Thompson cited a recent Reason Foundation column by Bob Poole, who noted that more workers telecommute now and young adults drive less if they can’t find a job and move back home.

“The just-so story about Millennials losing interest in driving appears to be mostly an artifact of the recession’s severe impact on younger people – not a fundamental change in their choices of where to live or how to travel,” Poole said.

Steven Walters is a senior producer for the nonprofit public affairs channel WisconsinEye. This column reflects his personal perspective. Email stevenscwalters@gmail.com

7 thoughts on “They Like Bikes”

  1. Dave Steele says:

    If I had a dollar for every coworker, friend, colleague or family member that talked to me about bike commuting because they’re “thinking about doing it,” but who never actually even comes close to doing it, I would probably be able to quit my day job.

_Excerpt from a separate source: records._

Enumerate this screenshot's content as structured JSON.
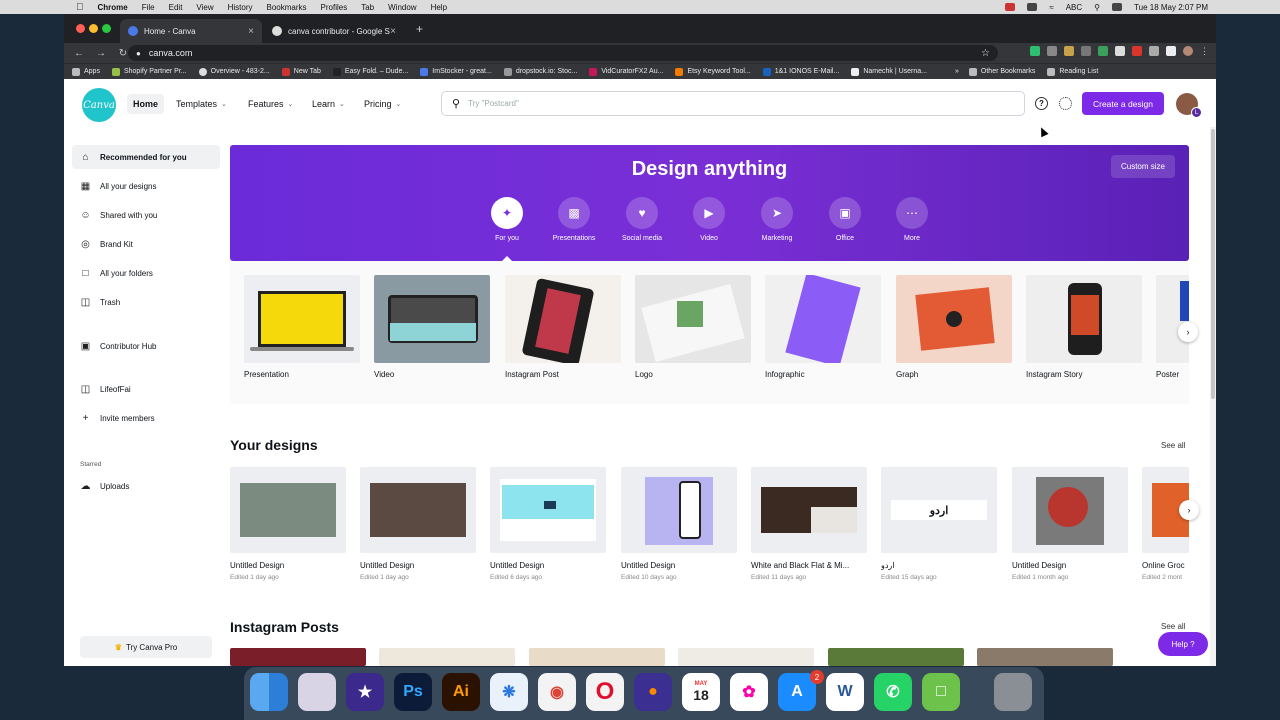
{
  "macbar": {
    "app": "Chrome",
    "menus": [
      "File",
      "Edit",
      "View",
      "History",
      "Bookmarks",
      "Profiles",
      "Tab",
      "Window",
      "Help"
    ],
    "input_source": "ABC",
    "clock": "Tue 18 May  2:07 PM"
  },
  "browser": {
    "tabs": [
      {
        "title": "Home - Canva",
        "active": true
      },
      {
        "title": "canva contributor - Google Se",
        "active": false
      }
    ],
    "url": "canva.com",
    "bookmarks": [
      "Apps",
      "Shopify Partner Pr...",
      "Overview - 483-2...",
      "New Tab",
      "Easy Fold. – Dude...",
      "ImStocker - great...",
      "dropstock.io: Stoc...",
      "VidCuratorFX2 Au...",
      "Etsy Keyword Tool...",
      "1&1 IONOS E-Mail...",
      "Namechk | Userna..."
    ],
    "other_bookmarks": "Other Bookmarks",
    "reading_list": "Reading List"
  },
  "header": {
    "logo": "Canva",
    "nav": [
      "Home",
      "Templates",
      "Features",
      "Learn",
      "Pricing"
    ],
    "search_placeholder": "Try \"Postcard\"",
    "create_button": "Create a design",
    "avatar_badge": "L"
  },
  "sidebar": {
    "items": [
      {
        "label": "Recommended for you",
        "icon": "home-icon"
      },
      {
        "label": "All your designs",
        "icon": "grid-icon"
      },
      {
        "label": "Shared with you",
        "icon": "people-icon"
      },
      {
        "label": "Brand Kit",
        "icon": "brand-icon"
      },
      {
        "label": "All your folders",
        "icon": "folder-icon"
      },
      {
        "label": "Trash",
        "icon": "trash-icon"
      },
      {
        "label": "Contributor Hub",
        "icon": "image-icon"
      },
      {
        "label": "LifeofFai",
        "icon": "team-icon"
      },
      {
        "label": "Invite members",
        "icon": "plus-icon"
      }
    ],
    "starred_label": "Starred",
    "uploads": "Uploads",
    "try_pro": "Try Canva Pro"
  },
  "hero": {
    "title": "Design anything",
    "custom_size": "Custom size",
    "categories": [
      "For you",
      "Presentations",
      "Social media",
      "Video",
      "Marketing",
      "Office",
      "More"
    ]
  },
  "templates": [
    "Presentation",
    "Video",
    "Instagram Post",
    "Logo",
    "Infographic",
    "Graph",
    "Instagram Story",
    "Poster"
  ],
  "your_designs": {
    "title": "Your designs",
    "see_all": "See all",
    "items": [
      {
        "title": "Untitled Design",
        "edited": "Edited 1 day ago"
      },
      {
        "title": "Untitled Design",
        "edited": "Edited 1 day ago"
      },
      {
        "title": "Untitled Design",
        "edited": "Edited 6 days ago"
      },
      {
        "title": "Untitled Design",
        "edited": "Edited 10 days ago"
      },
      {
        "title": "White and Black Flat & Mi...",
        "edited": "Edited 11 days ago"
      },
      {
        "title": "اردو",
        "edited": "Edited 15 days ago"
      },
      {
        "title": "Untitled Design",
        "edited": "Edited 1 month ago"
      },
      {
        "title": "Online Groc",
        "edited": "Edited 2 mont"
      }
    ]
  },
  "instagram_posts": {
    "title": "Instagram Posts",
    "see_all": "See all"
  },
  "help_button": "Help ?",
  "dock": {
    "calendar_month": "MAY",
    "calendar_day": "18",
    "appstore_badge": "2"
  }
}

  2. Garrick Jannene says:

    More anecdotes of course, but from what I’ve seen, lack of mass transit options is still artificially keeping car ownership up among milennials, as well.

    When you want to live on the East Side but you work on the far North Side at a place like Brady Corp, your choice to ride an MCTS bus for an hour and a half each way or to drive for less than half an hour each way isn’t really a choice at all.

    If you were to take that billion dollars to be spent on interstate capacity and instead expanded bus service in municipalities statewide and build out the Milwaukee streetcar network, my hunch is that you would see car ownership rates drop significantly.

    There are some people out there who like cars, but for most people (not even just milennials), they’re just an increasingly expensive appliance that would be dropped if cheaper and easier alternatives were actually available.

  3. Tyrell Track Master says:

    Good stuff… keep it rolling! We’ve got a long way to go, especially with a the bizarre anti-bike infrastructure government right now, but i’m optimistic about continued progress!

  4. Dave Reid says:

    @Tyrell Yup there are definitely some concerns about policies from the 50s setting Wisconsin backwards, but I see continued progress as well.

  5. Tom D says:

    The article says “Wisconsin Department of Transportation figures show that the number of cars, SUVs, light trucks registered in the two last years grew by only 0.01% – one-tenth of 1%.”

    One-tenth of 1% is 0.1%; one-hundredth of 1% is 0.01%.

    Which one was it?

  6. Bruce Thompson says:

    I miss your articles in the J-S. Almost the only ones in the opinion section that weren’t making a hard sell. Good to see you here.

  7. @ the Newaukee ” Urban Block Party” last Friday eve, 550, 10% of the 5,000+ in attendance arrived via bicycle, they even had a ” bike valet ” riding your bike was part of the promotion, and one was rewarded with a free beverage, however it was powerful to see, and while Newaukee is a ” young professionals” org and a great place for all the young talent in this fine city, the crowd in general crossed all age and race groups as did those who biked.

    It was a strong message of bike activism that will hopefully resonate w the powers that be as the downtown, east town, 3rd & 5th wards become more dense in population, great organizations like ” Downtown Milwaukee” can’t do it all on their own, thank you for your continued coverage on this forward thinking topic of bicycle transportation in Milwaukee.